“UC Merced proudly serves the most ethnically and culturally diverse student body among all University of California campuses.”
Hours after I wrote my previous blog post regarding the incident that occurred on Wednesday morning, UC Merced Chancellor Dorothy Leland announced the identity of the suspect, 18-year-old computer and engineering student Faisal Mohammed, who was shot dead after being chased by the police department on campus for stabbing several students and staff members.
Although the Chancellor and the police report insisted that this had nothing to do with terrorism, some new sources linked his name and ethnicity to terrorism and fundamental Islamic groups. One of the more notorious articles published was by FOX news, which linked the attack to ISIS and stated that they showed support for him on their twitter page. As a result, articles like this caused a lot of negative remarks about Musllims.

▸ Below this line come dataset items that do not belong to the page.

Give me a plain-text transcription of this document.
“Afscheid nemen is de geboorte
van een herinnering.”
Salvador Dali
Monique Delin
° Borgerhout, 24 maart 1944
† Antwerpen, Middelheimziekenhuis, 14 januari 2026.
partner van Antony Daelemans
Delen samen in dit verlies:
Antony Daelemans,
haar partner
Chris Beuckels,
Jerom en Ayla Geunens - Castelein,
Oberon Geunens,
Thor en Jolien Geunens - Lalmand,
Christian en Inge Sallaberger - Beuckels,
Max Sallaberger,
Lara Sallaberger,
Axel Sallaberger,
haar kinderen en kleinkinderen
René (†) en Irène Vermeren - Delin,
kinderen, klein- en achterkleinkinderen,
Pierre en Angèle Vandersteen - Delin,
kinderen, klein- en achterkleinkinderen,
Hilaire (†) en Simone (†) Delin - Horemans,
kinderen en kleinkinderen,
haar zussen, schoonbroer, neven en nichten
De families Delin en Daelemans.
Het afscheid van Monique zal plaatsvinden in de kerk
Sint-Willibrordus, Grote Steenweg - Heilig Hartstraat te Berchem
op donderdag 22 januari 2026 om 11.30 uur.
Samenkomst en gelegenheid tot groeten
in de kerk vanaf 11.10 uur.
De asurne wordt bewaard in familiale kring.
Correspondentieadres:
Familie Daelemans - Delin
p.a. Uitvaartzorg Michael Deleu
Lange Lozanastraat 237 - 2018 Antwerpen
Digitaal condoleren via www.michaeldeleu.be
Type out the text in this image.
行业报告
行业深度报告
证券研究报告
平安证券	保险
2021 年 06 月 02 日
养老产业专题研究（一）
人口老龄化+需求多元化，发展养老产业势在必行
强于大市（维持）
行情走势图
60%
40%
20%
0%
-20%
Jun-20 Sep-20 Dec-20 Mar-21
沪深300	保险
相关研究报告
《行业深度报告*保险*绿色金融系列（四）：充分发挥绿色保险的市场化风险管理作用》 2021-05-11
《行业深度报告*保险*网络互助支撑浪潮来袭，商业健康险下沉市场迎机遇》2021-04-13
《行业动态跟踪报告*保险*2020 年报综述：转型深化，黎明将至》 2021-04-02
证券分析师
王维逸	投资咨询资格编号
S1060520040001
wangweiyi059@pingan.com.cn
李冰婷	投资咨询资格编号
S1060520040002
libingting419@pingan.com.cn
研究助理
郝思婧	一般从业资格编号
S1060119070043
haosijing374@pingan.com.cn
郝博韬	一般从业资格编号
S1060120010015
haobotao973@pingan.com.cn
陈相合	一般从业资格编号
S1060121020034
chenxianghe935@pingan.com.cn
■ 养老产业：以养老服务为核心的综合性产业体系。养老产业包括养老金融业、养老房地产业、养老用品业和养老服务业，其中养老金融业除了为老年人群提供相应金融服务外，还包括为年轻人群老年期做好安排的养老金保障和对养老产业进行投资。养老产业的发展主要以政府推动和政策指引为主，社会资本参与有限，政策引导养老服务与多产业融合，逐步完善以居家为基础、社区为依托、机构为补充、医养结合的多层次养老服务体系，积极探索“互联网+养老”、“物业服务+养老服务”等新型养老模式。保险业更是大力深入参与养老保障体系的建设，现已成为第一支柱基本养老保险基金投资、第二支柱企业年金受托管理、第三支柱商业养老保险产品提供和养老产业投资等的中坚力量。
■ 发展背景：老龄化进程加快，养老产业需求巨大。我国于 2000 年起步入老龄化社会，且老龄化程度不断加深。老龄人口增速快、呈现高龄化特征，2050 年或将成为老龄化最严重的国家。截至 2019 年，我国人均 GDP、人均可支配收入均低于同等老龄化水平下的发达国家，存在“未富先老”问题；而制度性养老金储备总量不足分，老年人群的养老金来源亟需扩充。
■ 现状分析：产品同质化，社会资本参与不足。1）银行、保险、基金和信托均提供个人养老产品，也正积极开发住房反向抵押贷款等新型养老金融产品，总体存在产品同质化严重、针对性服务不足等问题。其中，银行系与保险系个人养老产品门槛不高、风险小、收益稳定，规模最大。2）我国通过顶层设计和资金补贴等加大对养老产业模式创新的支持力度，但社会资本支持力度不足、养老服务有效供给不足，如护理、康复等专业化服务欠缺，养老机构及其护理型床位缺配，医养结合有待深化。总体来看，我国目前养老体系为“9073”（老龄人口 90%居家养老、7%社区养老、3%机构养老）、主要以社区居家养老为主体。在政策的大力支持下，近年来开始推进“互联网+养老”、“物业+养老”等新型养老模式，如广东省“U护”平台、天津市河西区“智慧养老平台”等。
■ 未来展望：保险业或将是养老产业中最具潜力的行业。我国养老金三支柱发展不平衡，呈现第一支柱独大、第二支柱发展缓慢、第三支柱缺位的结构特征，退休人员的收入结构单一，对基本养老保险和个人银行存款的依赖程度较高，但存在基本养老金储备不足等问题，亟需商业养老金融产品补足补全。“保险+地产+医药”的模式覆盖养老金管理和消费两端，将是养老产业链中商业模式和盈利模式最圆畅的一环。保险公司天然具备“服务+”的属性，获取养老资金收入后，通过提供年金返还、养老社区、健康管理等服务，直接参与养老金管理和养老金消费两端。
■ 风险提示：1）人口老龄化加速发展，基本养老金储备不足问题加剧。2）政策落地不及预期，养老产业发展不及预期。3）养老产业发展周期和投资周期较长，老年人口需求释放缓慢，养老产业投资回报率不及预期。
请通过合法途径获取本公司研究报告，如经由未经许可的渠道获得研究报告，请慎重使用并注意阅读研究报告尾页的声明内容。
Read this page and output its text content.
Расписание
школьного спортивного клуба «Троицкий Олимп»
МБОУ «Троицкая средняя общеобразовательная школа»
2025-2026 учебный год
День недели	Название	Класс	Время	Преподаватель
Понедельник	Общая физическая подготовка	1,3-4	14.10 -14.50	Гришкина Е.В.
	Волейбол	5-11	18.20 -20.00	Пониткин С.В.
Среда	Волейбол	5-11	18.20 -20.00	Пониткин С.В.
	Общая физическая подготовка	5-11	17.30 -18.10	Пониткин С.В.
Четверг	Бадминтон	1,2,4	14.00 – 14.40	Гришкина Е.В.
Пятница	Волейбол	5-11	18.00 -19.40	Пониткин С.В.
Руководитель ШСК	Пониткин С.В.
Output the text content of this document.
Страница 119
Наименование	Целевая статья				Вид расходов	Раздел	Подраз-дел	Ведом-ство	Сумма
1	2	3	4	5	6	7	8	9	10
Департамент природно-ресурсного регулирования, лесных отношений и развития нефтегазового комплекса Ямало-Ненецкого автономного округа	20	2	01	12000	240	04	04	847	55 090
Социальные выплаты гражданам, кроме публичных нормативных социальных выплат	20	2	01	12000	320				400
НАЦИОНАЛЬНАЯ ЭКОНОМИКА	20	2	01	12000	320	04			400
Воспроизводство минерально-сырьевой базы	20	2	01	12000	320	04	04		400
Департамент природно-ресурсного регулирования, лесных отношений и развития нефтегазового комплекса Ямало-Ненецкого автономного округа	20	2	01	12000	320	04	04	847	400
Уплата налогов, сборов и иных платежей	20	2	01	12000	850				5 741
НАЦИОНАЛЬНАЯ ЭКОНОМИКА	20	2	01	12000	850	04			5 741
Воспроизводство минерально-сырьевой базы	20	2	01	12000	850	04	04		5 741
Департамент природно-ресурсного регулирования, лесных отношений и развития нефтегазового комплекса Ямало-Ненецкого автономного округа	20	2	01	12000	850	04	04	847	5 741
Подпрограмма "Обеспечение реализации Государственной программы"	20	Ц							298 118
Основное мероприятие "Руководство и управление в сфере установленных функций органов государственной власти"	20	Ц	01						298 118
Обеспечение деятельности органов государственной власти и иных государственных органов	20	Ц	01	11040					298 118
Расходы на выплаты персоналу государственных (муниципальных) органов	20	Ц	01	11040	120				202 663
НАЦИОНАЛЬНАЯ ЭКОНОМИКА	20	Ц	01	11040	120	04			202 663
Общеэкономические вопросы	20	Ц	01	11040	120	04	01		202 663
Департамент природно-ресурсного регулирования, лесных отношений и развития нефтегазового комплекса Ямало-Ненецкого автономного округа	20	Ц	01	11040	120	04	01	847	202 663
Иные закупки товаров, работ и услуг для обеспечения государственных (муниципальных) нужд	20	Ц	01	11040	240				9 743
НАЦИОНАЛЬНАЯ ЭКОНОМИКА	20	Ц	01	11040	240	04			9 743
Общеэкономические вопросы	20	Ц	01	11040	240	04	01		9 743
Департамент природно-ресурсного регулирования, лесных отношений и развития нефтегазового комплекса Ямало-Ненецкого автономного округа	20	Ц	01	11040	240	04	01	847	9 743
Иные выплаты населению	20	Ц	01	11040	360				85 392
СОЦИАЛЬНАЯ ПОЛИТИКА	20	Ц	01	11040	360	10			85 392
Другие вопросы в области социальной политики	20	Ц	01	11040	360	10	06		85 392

But the Bobcats decided to strike back!
In one of his Facebook posts, Noe Ramirez-Ontiveros calls out all his fellow students not to take the incident to a wrong end and not to interpret the suspect’s motives based on his name or ethnical background. “It really hurt to see what the media was saying online, and I just think it's very important our students aren't as closed-minded as a lot of those running the media,” Noe added.
Noe was not the only student who spoke up against xenophobia. UC Merced Classifieds was overloaded with posts that condemn the media’s reaction to the incident. All students insisted on the fact that all the reasons behind the attack were personal, and that neither ISIS nor terrorism had anything to do with it. Some also took it further; they were aware that the suspect was passing through hard times, and that although what he did was unacceptable and should be dealt with by a zero tolerance policy, we should also understand that whoever does this thing for sure is passing through traumatic conditions.
By standing together as one family against the attack, and ensuring that our campus is not just the place were we attend classes or study for exams, we also have promoted one of our community’s most utopian goals: Diversity. Here at UC Merced, we not only showed that we reach out for each other during the hardest times, but also we have abandoned judging people based on their names, race, religion, or nationality. Christians, Jews, Muslims, Atheists, Agnostics, Hinduists, Whites, Blacks, Middle Easterners, Asians, Latinos and all others just came along to drop out these labels and join together to protect this small utopia that’s also known as the University of California, Merced.
UC Merced community spoke it out loud, and our words were “Xenophobia is never welcomed on our campus.”